Sacramento September House Sales: Percentage of distressed sales lowest in years

by Calculated Risk on 10/15/2012 06:54:00 PM

I've been following the Sacramento market to look for changes in the mix of house sales in a distressed area over time (conventional, REOs, and short sales). The Sacramento Association of REALTORS® started breaking out REOs in May 2008, and short sales in June 2009.

Recently there has been a dramatic shift from REO to short sales, and the percentage of distressed sales has been declining. This data would suggest some improvement although the percent of distressed sales is still very high.

In September 2012, 50.8% of all resales (single family homes and condos) were distressed sales. This was down from 52.0% last month, and down from 64.0% in September 2011. The percentage of REOs fell to 15.4%, the lowest since the Sacramento Realtors started tracking the data and the percentage of short sales increased to 35.4%, the highest percentage recorded.

Here are the statistics.

Distressed Sales Click on graph for larger image.

This graph shows the percent of REO sales, short sales and conventional sales.

There has been an increase in conventional sales this year, and there were over twice as many short sales as REO sales in September.
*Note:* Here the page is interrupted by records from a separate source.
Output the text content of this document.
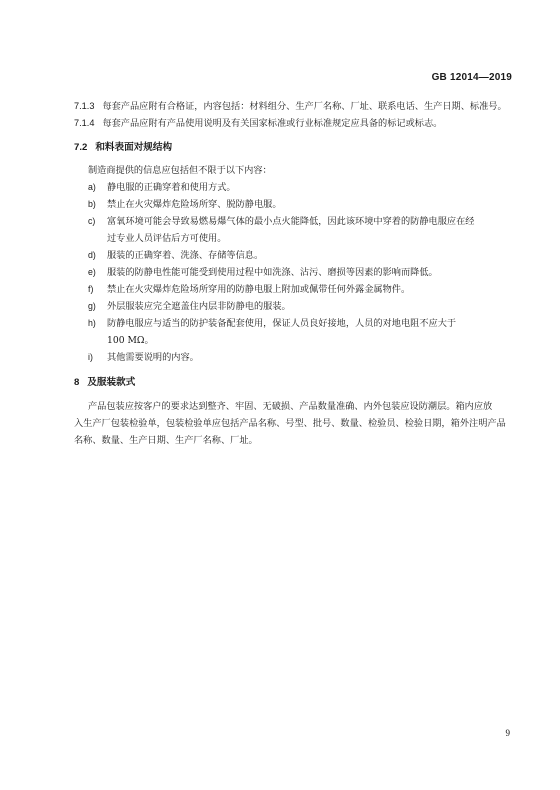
GB 12014—2019
7.1.3 每套产品应附有合格证，内容包括：材料组分、生产厂名称、厂址、联系电话、生产日期、标准号。
7.1.4 每套产品应附有产品使用说明及有关国家标准或行业标准规定应具备的标记或标志。
7.2 和料表面对规结构
制造商提供的信息应包括但不限于以下内容：
a) 静电服的正确穿着和使用方式。
b) 禁止在火灾爆炸危险场所穿、脱防静电服。
c) 富氧环境可能会导致易燃易爆气体的最小点火能降低，因此该环境中穿着的防静电服应在经
过专业人员评估后方可使用。
d) 服装的正确穿着、洗涤、存储等信息。
e) 服装的防静电性能可能受到使用过程中如洗涤、沾污、磨损等因素的影响而降低。
f) 禁止在火灾爆炸危险场所穿用的防静电服上附加或佩带任何外露金属物件。
g) 外层服装应完全遮盖住内层非防静电的服装。
h) 防静电服应与适当的防护装备配套使用，保证人员良好接地，人员的对地电阻不应大于
100 MΩ。
i) 其他需要说明的内容。
8 及服装款式
产品包装应按客户的要求达到整齐、牢固、无破损、产品数量准确、内外包装应设防潮层。箱内应放
入生产厂包装检验单，包装检验单应包括产品名称、号型、批号、数量、检验员、检验日期，箱外注明产品
名称、数量、生产日期、生产厂名称、厂址。
9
The gap between short sales and REO sales is increasing.

Total sales were down 10% from September 2011, however conventional sales were up 23% compared to the same month last year. This is exactly what we expect to see in an improving distressed market - some decline in overall sales as distressed sales decline, but an increase in conventional sales.

Active Listing Inventory for single family homes declined 63.4% from last September, and listings were down 11.1% in September compared to August.

Cash buyers accounted for 35.9% of all sales (frequently investors), and median prices were up 9.6%% from last September.

This seems to be moving in the right direction, although the market is still in distress. We are seeing a similar pattern in other distressed areas to more conventional sales, and a shift from REO to short sales.